When reviewing student work, it feels unjust not to mention all cast members when there has been such a successful collective effort. All seven Lulus, Clementine Macfarlane, Eleanor Butler, Madeleine Chambers, Melissa Hawa Mensa, Salomé Haertel, Solena Rodgriguez, Talia-Jade Jones, shone in their own very dramatically different ways. While the main male protagonists, Samuel Hunter-Nicholls as the conflicted Schoen, Daniel Martindale as would-be lover Alva, Fin Latcham as the sexually repressed artist Schwartz, casual lover Rodrigo (Tom Eros) and impossibly uptight husband (Jamie Whitelaw) all served to reveal the self-centeredness of the male gaze, descending at times into fetishism, at the expense of potential joy with a woman happy to express herself sexually.

Instead, all the men implode and are destroyed by their own insecurities. As Alva exclaims: “Now I know why I am ruined. There’s danger oozing out of every pore of her. She’s like a pirate ship; she’s come to wreck the bourgeoisie with the terrible weapon of her sex,” never for a moment questioning, as with the others, his own attitudes.

Without as much as dancing on their graves, Lulu, by necessity, has to move on quickly, and her looks and manner elicit a revolving door of new partners. The only selfless act of love in return comes from the lesbian, Countess Geschwitz (Kate Goodman), who makes a simple plea for happiness, but finds herself rejected despite springing the heroine from jail.

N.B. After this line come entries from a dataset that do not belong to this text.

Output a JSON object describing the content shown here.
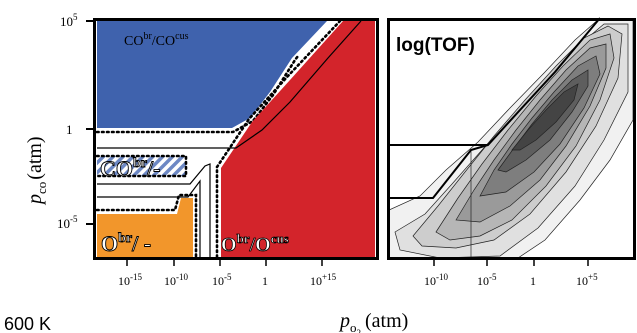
{
  "colors": {
    "blue": "#3f62ad",
    "red": "#d3242b",
    "orange": "#f2962b",
    "hatch": "#6d88c4",
    "frame": "#000000"
  },
  "left_panel": {
    "y_axis_label": "p",
    "y_axis_label_sub": "co",
    "y_axis_label_unit": "(atm)",
    "y_ticks": [
      {
        "base": "10",
        "exp": "5"
      },
      {
        "base": "1",
        "exp": ""
      },
      {
        "base": "10",
        "exp": "-5"
      }
    ],
    "x_ticks": [
      {
        "base": "10",
        "exp": "-15"
      },
      {
        "base": "10",
        "exp": "-10"
      },
      {
        "base": "10",
        "exp": "-5"
      },
      {
        "base": "1",
        "exp": ""
      },
      {
        "base": "10",
        "exp": "+15"
      }
    ],
    "regions": {
      "blue": {
        "base": "CO",
        "sup1": "br",
        "mid": "/CO",
        "sup2": "cus"
      },
      "hatched": {
        "base": "CO",
        "sup1": "br",
        "tail": "/-"
      },
      "orange": {
        "base": "O",
        "sup1": "br",
        "tail": "/ -"
      },
      "red": {
        "base": "O",
        "sup1": "br",
        "mid": "/O",
        "sup2": "cus"
      }
    },
    "temperature": "600 K"
  },
  "right_panel": {
    "title": "log(TOF)",
    "x_ticks": [
      {
        "base": "10",
        "exp": "-10"
      },
      {
        "base": "10",
        "exp": "-5"
      },
      {
        "base": "1",
        "exp": ""
      },
      {
        "base": "10",
        "exp": "+5"
      }
    ]
  },
  "x_axis_label": {
    "base": "p",
    "sub": "o",
    "sub2": "2",
    "unit": "(atm)"
  }
}
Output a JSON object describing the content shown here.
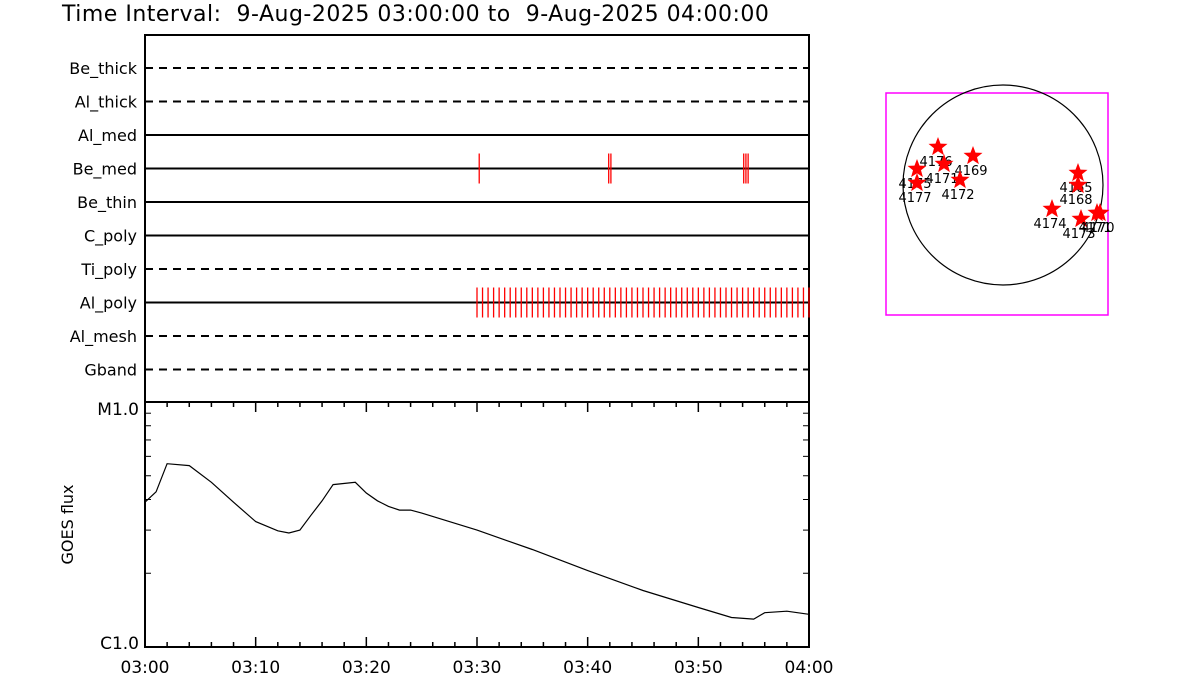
{
  "header": {
    "title_prefix": "Time Interval:",
    "start": "9-Aug-2025 03:00:00",
    "sep": "to",
    "end": "9-Aug-2025 04:00:00"
  },
  "chart_data": [
    {
      "type": "event-timeline",
      "x_range_minutes": [
        0,
        60
      ],
      "tracks": [
        {
          "name": "Be_thick",
          "style": "dashed",
          "events": []
        },
        {
          "name": "Al_thick",
          "style": "dashed",
          "events": []
        },
        {
          "name": "Al_med",
          "style": "solid",
          "events": []
        },
        {
          "name": "Be_med",
          "style": "solid",
          "events": [
            30.2,
            41.9,
            42.1,
            54.1,
            54.3,
            54.5
          ],
          "event_color": "#ff0000"
        },
        {
          "name": "Be_thin",
          "style": "solid",
          "events": []
        },
        {
          "name": "C_poly",
          "style": "solid",
          "events": []
        },
        {
          "name": "Ti_poly",
          "style": "dashed",
          "events": []
        },
        {
          "name": "Al_poly",
          "style": "solid",
          "events_range": {
            "start": 30.0,
            "end": 60.0,
            "step": 0.5
          },
          "event_color": "#ff0000"
        },
        {
          "name": "Al_mesh",
          "style": "dashed",
          "events": []
        },
        {
          "name": "Gband",
          "style": "dashed",
          "events": []
        }
      ]
    },
    {
      "type": "line",
      "ylabel": "GOES flux",
      "ylim_labels": [
        "C1.0",
        "M1.0"
      ],
      "yscale": "log",
      "ylim": [
        1e-06,
        1e-05
      ],
      "x_ticks": [
        "03:00",
        "03:10",
        "03:20",
        "03:30",
        "03:40",
        "03:50",
        "04:00"
      ],
      "x_minutes": [
        0,
        1,
        2,
        4,
        6,
        8,
        10,
        12,
        13,
        14,
        15,
        16,
        17,
        19,
        20,
        21,
        22,
        23,
        24,
        25,
        30,
        35,
        40,
        45,
        50,
        53,
        55,
        56,
        58,
        60
      ],
      "y": [
        3.9e-06,
        4.3e-06,
        5.6e-06,
        5.5e-06,
        4.7e-06,
        3.9e-06,
        3.25e-06,
        2.98e-06,
        2.92e-06,
        3e-06,
        3.45e-06,
        3.95e-06,
        4.6e-06,
        4.7e-06,
        4.25e-06,
        3.95e-06,
        3.75e-06,
        3.62e-06,
        3.62e-06,
        3.52e-06,
        3e-06,
        2.5e-06,
        2.05e-06,
        1.7e-06,
        1.45e-06,
        1.32e-06,
        1.3e-06,
        1.38e-06,
        1.4e-06,
        1.36e-06
      ]
    },
    {
      "type": "scatter",
      "description_free": true,
      "marker": "star",
      "marker_color": "#ff0000",
      "frame_color": "#ff00ff",
      "points": [
        {
          "label": "4175",
          "x": -0.86,
          "y": 0.16
        },
        {
          "label": "4176",
          "x": -0.65,
          "y": 0.38
        },
        {
          "label": "4171",
          "x": -0.59,
          "y": 0.21
        },
        {
          "label": "4169",
          "x": -0.3,
          "y": 0.29
        },
        {
          "label": "4172",
          "x": -0.43,
          "y": 0.05
        },
        {
          "label": "4177",
          "x": -0.86,
          "y": 0.02
        },
        {
          "label": "4165",
          "x": 0.75,
          "y": 0.12
        },
        {
          "label": "4168",
          "x": 0.75,
          "y": 0.0
        },
        {
          "label": "4174",
          "x": 0.49,
          "y": -0.24
        },
        {
          "label": "4173",
          "x": 0.78,
          "y": -0.34
        },
        {
          "label": "4171",
          "x": 0.94,
          "y": -0.28
        },
        {
          "label": "4170",
          "x": 0.97,
          "y": -0.28
        }
      ]
    }
  ]
}
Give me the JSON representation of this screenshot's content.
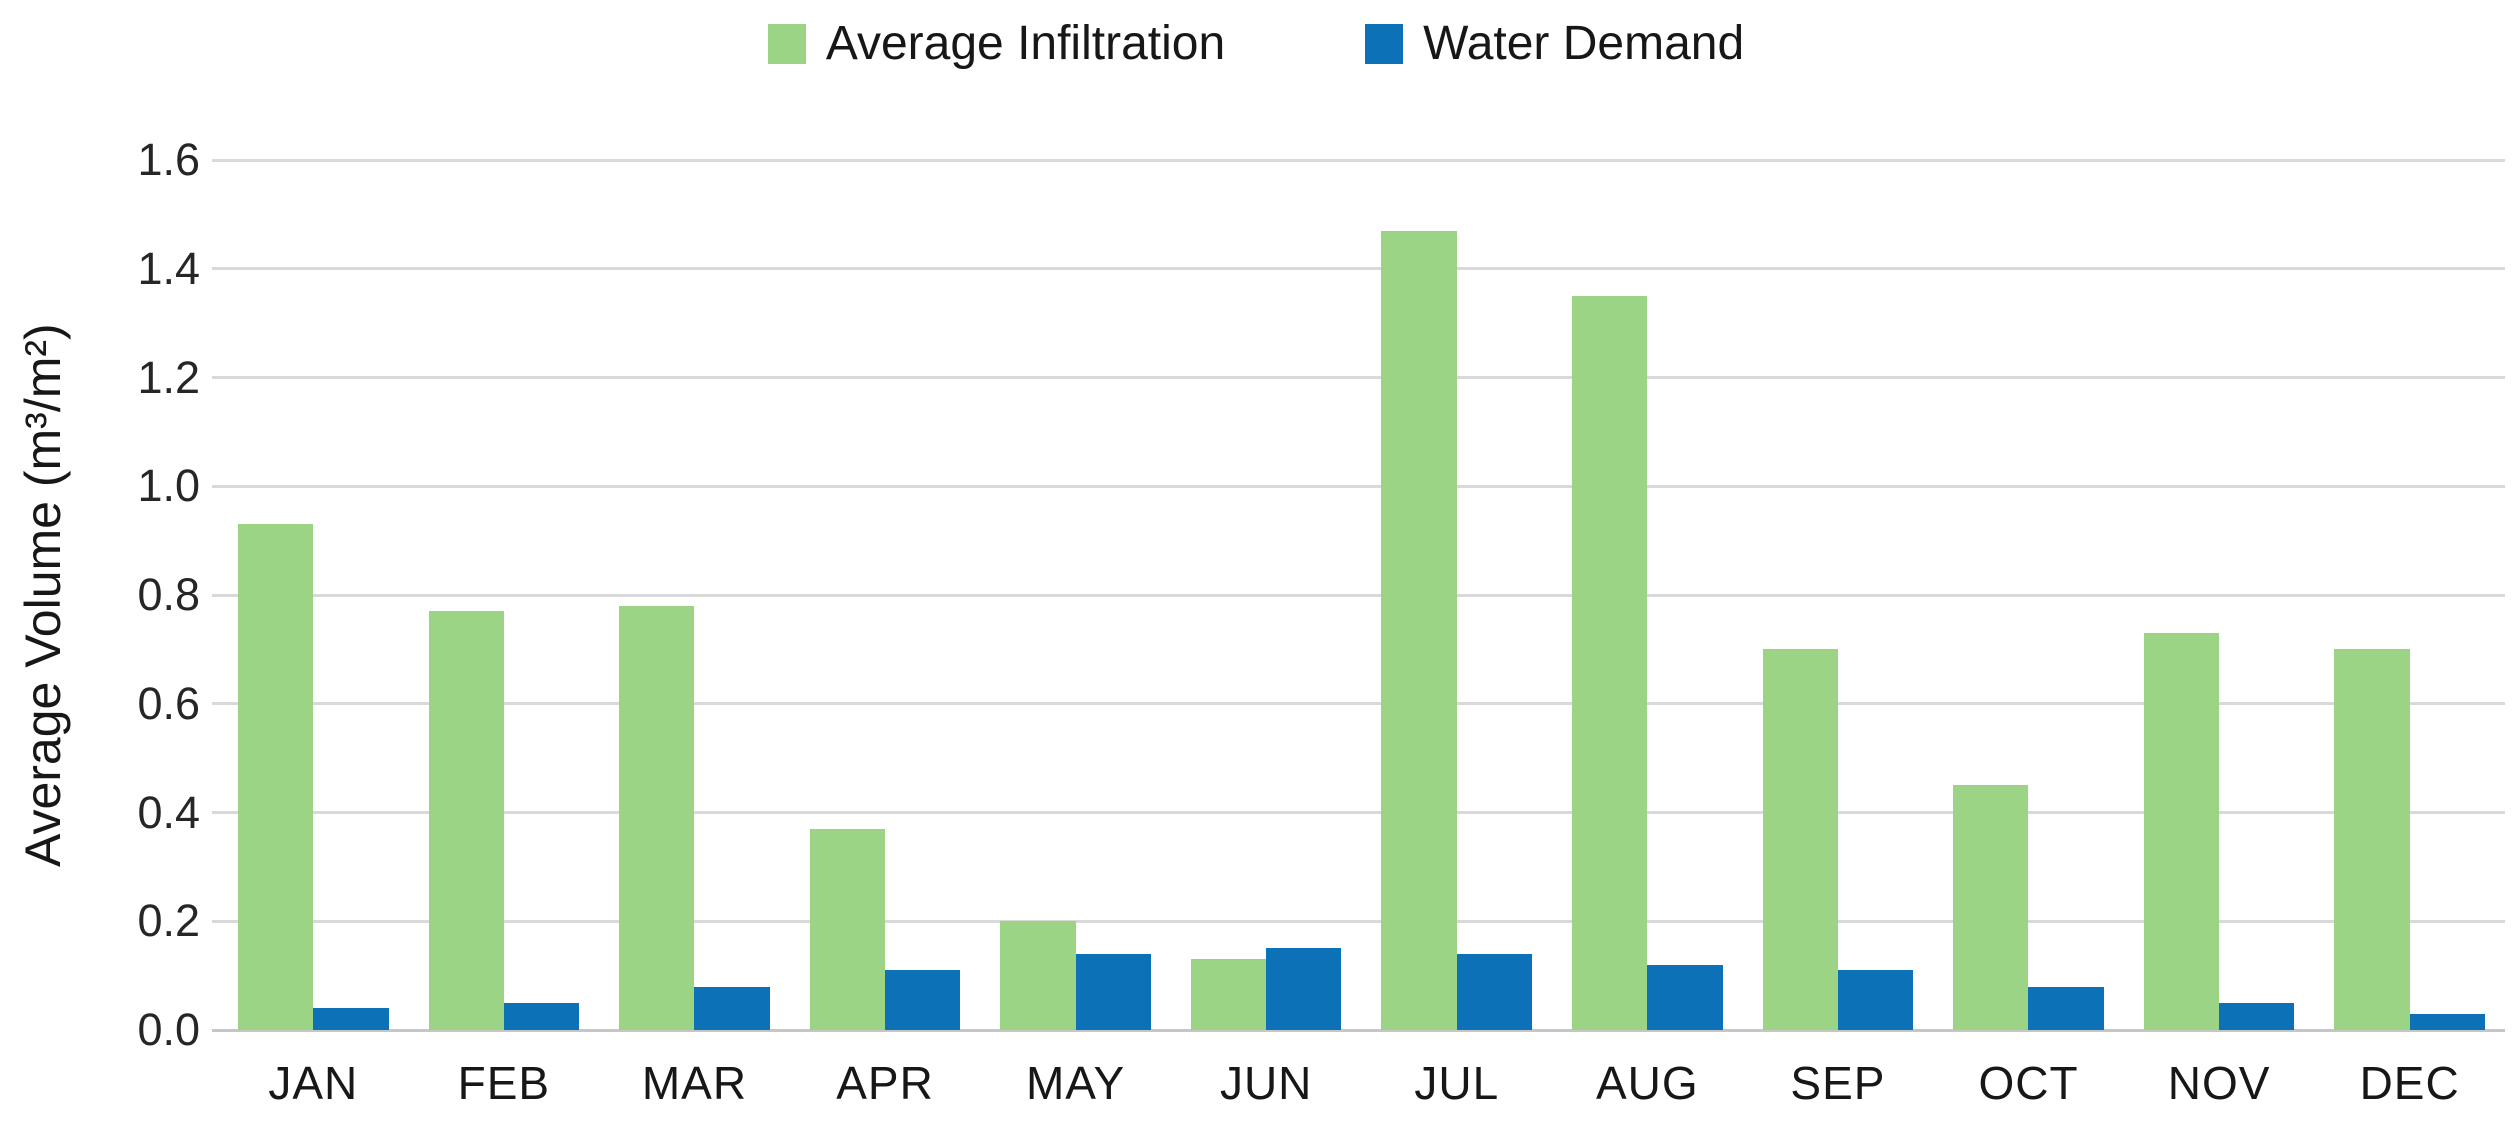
{
  "chart_data": {
    "type": "bar",
    "title": "",
    "categories": [
      "JAN",
      "FEB",
      "MAR",
      "APR",
      "MAY",
      "JUN",
      "JUL",
      "AUG",
      "SEP",
      "OCT",
      "NOV",
      "DEC"
    ],
    "series": [
      {
        "name": "Average Infiltration",
        "color": "#9CD486",
        "values": [
          0.93,
          0.77,
          0.78,
          0.37,
          0.2,
          0.13,
          1.47,
          1.35,
          0.7,
          0.45,
          0.73,
          0.7
        ]
      },
      {
        "name": "Water Demand",
        "color": "#0D71B8",
        "values": [
          0.04,
          0.05,
          0.08,
          0.11,
          0.14,
          0.15,
          0.14,
          0.12,
          0.11,
          0.08,
          0.05,
          0.03
        ]
      }
    ],
    "xlabel": "",
    "ylabel": "Average Volume (m³/m²)",
    "ylim": [
      0,
      1.6
    ],
    "ytick_step": 0.2,
    "yticks": [
      "0.0",
      "0.2",
      "0.4",
      "0.6",
      "0.8",
      "1.0",
      "1.2",
      "1.4",
      "1.6"
    ],
    "grid": true,
    "legend_position": "top",
    "grid_color": "#D9D9D9",
    "axis_line_color": "#C6C6C6",
    "text_color": "#1F1F1F"
  }
}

Schwartz’s painting of Lulu as a Pierrot character features in most scenes, acting as a kind of reverse Portrait of Dorian Gray scenario – the picture remaining youthful, while the subject dilapidates with her changing fortunes. When it comes to the very end, BSA deliver with devastating bluntness. The Ripper rips. The male world has finally snuffed out a beautiful female life.